The Nelson Mandela Bay Business Chamber, representing approximately 700 businesses in the metro, has called on the Minister to instead implement an equitable solution that addresses the concerns of the LFWA, but does not unfairly disadvantage local businesses and residents.

“While we accept that the LFWA’s members are in the untenable position of incurring additional costs that they cannot recover, it is blatantly unfair to transfer this burden onto the shoulders of the people and citizens of Nelson Mandela Bay.

“The Eastern Cape economy is in recession and has amongst the highest unemployment rates in the country. The impact of an unnecessary and unfair increase in fuel prices is of grave concern, especially given the knock-on effect on food and transportation costs, as well as the costs of doing business in a metro where we need to be protecting investments and jobs,” NMB Business Chamber chief executive Denise van Huyssteen said.

The threat to fuel prices and security of fuel supply to the metro follows an accident in the Port of Port Elizabeth in June, that caused the closure of the fuel berth, requiring fuel to be delivered instead by road from the East London harbour to the metro.

Van Huyssteen said that the LFWA had advised the Chamber that the extra costs incurred by the fuel wholesalers and transporters cannot be recovered under the wholesale fuel pricing regulations, while indications from Transnet are that the berth will not be in operation before January next year.

“While the LFWA argues that the increase to inland fuel pricing will be ‘but a small fraction’ of the October price reduction, it remains unacceptable that businesses and residents in the metro should pay the price for a problem not of their making.

“Transnet must expedite the repairs with the necessary urgency and in the meantime the ministers of Transport and of Mineral Resources and Energy need to find a workable solution to address the cost concerns and the delivery of fuel to a city with two ports,” Van Huyssteen said.
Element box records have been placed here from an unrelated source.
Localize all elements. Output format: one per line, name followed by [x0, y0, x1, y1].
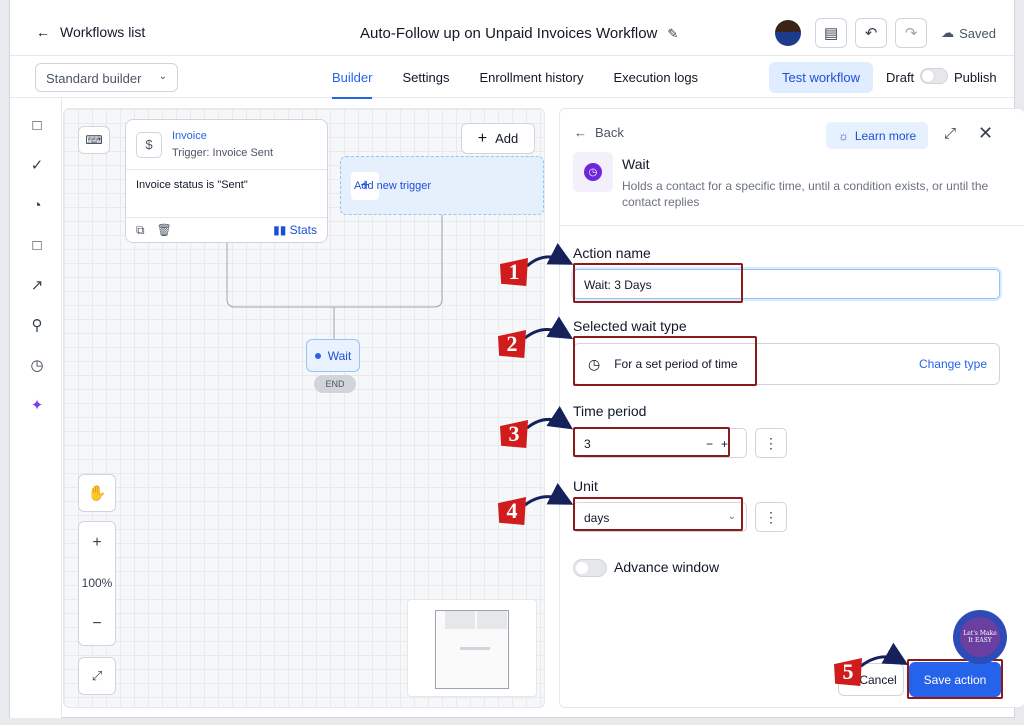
panel-description: Holds a contact for a specific time, unt… — [622, 179, 989, 209]
pencil-icon[interactable]: ✎ — [667, 26, 678, 42]
highlight-box-4 — [573, 497, 743, 531]
step-badge-4: 4 — [498, 497, 526, 525]
end-tag: END — [314, 375, 356, 393]
status-dot — [314, 352, 321, 359]
action-name-label: Action name — [573, 245, 651, 261]
external-link-icon[interactable]: ↗ — [27, 276, 47, 296]
tabs: Builder Settings Enrollment history Exec… — [332, 56, 699, 99]
top-bar: ← Workflows list Auto-Follow up on Unpai… — [10, 10, 1014, 56]
document-icon[interactable]: ▤ — [815, 18, 848, 48]
minimap-viewport — [435, 610, 509, 689]
tab-builder[interactable]: Builder — [332, 56, 373, 99]
change-type-link[interactable]: Change type — [919, 357, 987, 371]
zoom-level: 100% — [81, 576, 113, 591]
avatar[interactable] — [775, 20, 802, 46]
chevron-down-icon: ⌄ — [158, 71, 167, 82]
highlight-box-5 — [907, 659, 1003, 699]
step-badge-3: 3 — [500, 420, 528, 448]
highlight-box-3 — [573, 427, 730, 457]
sparkle-icon[interactable]: ✦ — [27, 396, 47, 416]
advance-window-label: Advance window — [614, 559, 720, 575]
zoom-controls: + 100% − — [78, 521, 116, 646]
saved-status: ☁ Saved — [941, 25, 996, 41]
wait-node[interactable]: Wait — [306, 339, 360, 372]
search-icon[interactable]: ⚲ — [27, 316, 47, 336]
file-icon[interactable]: □ — [27, 236, 47, 256]
minimap[interactable] — [407, 599, 537, 697]
lightbulb-icon: ☼ — [837, 128, 849, 143]
draft-label: Draft — [886, 70, 915, 85]
workflows-list-link[interactable]: ← Workflows list — [36, 24, 145, 40]
brand-logo: Let's Make It EASY — [953, 610, 1007, 664]
test-workflow-button[interactable]: Test workflow — [769, 62, 873, 93]
wait-type-label: Selected wait type — [573, 318, 687, 334]
app-window: ← Workflows list Auto-Follow up on Unpai… — [9, 0, 1024, 718]
check-circle-icon[interactable]: ✓ — [27, 156, 47, 176]
back-button[interactable]: ← Back — [574, 125, 624, 140]
tab-settings[interactable]: Settings — [402, 56, 449, 98]
panel-title: Wait — [622, 156, 650, 172]
cloud-icon: ☁ — [941, 25, 955, 40]
workflow-title[interactable]: Auto-Follow up on Unpaid Invoices Workfl… — [360, 25, 678, 42]
step-badge-1: 1 — [500, 258, 528, 286]
more-options-icon[interactable]: ⋮ — [755, 502, 787, 532]
connector-lines — [226, 215, 443, 339]
top-actions: ▤ ↶ ↷ ☁ Saved — [775, 18, 996, 48]
highlight-box-2 — [573, 336, 757, 386]
publish-toggle[interactable] — [920, 68, 948, 84]
arrow-left-icon: ← — [574, 125, 587, 140]
undo-icon[interactable]: ↶ — [855, 18, 888, 48]
history-icon[interactable]: ◷ — [27, 356, 47, 376]
publish-label: Publish — [954, 70, 997, 85]
workflow-canvas[interactable]: ⌨ $ Invoice Trigger: Invoice Sent Invoic… — [63, 108, 545, 708]
brand-logo-text: Let's Make It EASY — [960, 617, 1000, 657]
tab-execution-logs[interactable]: Execution logs — [614, 56, 699, 98]
tab-enrollment-history[interactable]: Enrollment history — [479, 56, 583, 98]
fit-screen-icon[interactable]: ⤢ — [78, 657, 116, 695]
zoom-in-icon[interactable]: + — [92, 534, 101, 552]
wait-icon: ◷ — [573, 152, 613, 192]
step-badge-2: 2 — [498, 330, 526, 358]
redo-icon[interactable]: ↷ — [895, 18, 928, 48]
unit-label: Unit — [573, 478, 598, 494]
arrow-left-icon: ← — [36, 24, 50, 40]
zoom-out-icon[interactable]: − — [92, 615, 101, 633]
close-icon[interactable]: ✕ — [978, 123, 993, 144]
time-period-label: Time period — [573, 403, 647, 419]
highlight-box-1 — [573, 263, 743, 303]
tab-bar: Standard builder ⌄ Builder Settings Enro… — [10, 56, 1014, 99]
chat-icon[interactable]: □ — [27, 116, 47, 136]
action-panel: ← Back ☼ Learn more ⤢ ✕ ◷ Wait Holds a c… — [559, 108, 1024, 708]
step-badge-5: 5 — [834, 658, 862, 686]
learn-more-button[interactable]: ☼ Learn more — [826, 122, 928, 149]
pie-chart-icon[interactable]: ◔ — [27, 196, 47, 216]
builder-select[interactable]: Standard builder ⌄ — [35, 63, 178, 92]
divider — [560, 225, 1024, 226]
expand-icon[interactable]: ⤢ — [944, 125, 956, 142]
left-rail: □ ✓ ◔ □ ↗ ⚲ ◷ ✦ — [10, 98, 62, 718]
advance-window-toggle[interactable] — [573, 559, 607, 577]
more-options-icon[interactable]: ⋮ — [755, 428, 787, 458]
hand-icon[interactable]: ✋ — [78, 474, 116, 512]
The Business Chamber previously wrote to the ministers of Transport, Mineral Resources and Energy, and Trade, Industry and Competition in August following a request by the LFWA that the metro be exempted from the September fuel price decrease and which fortunately did not transpire.

Van Huyssteen said that a further appeal had now been sent to Minister Mantashe to reject the LFWA’s rezoning application and to find a workable solution that would not pass the fuel industry’s additional costs onto consumers.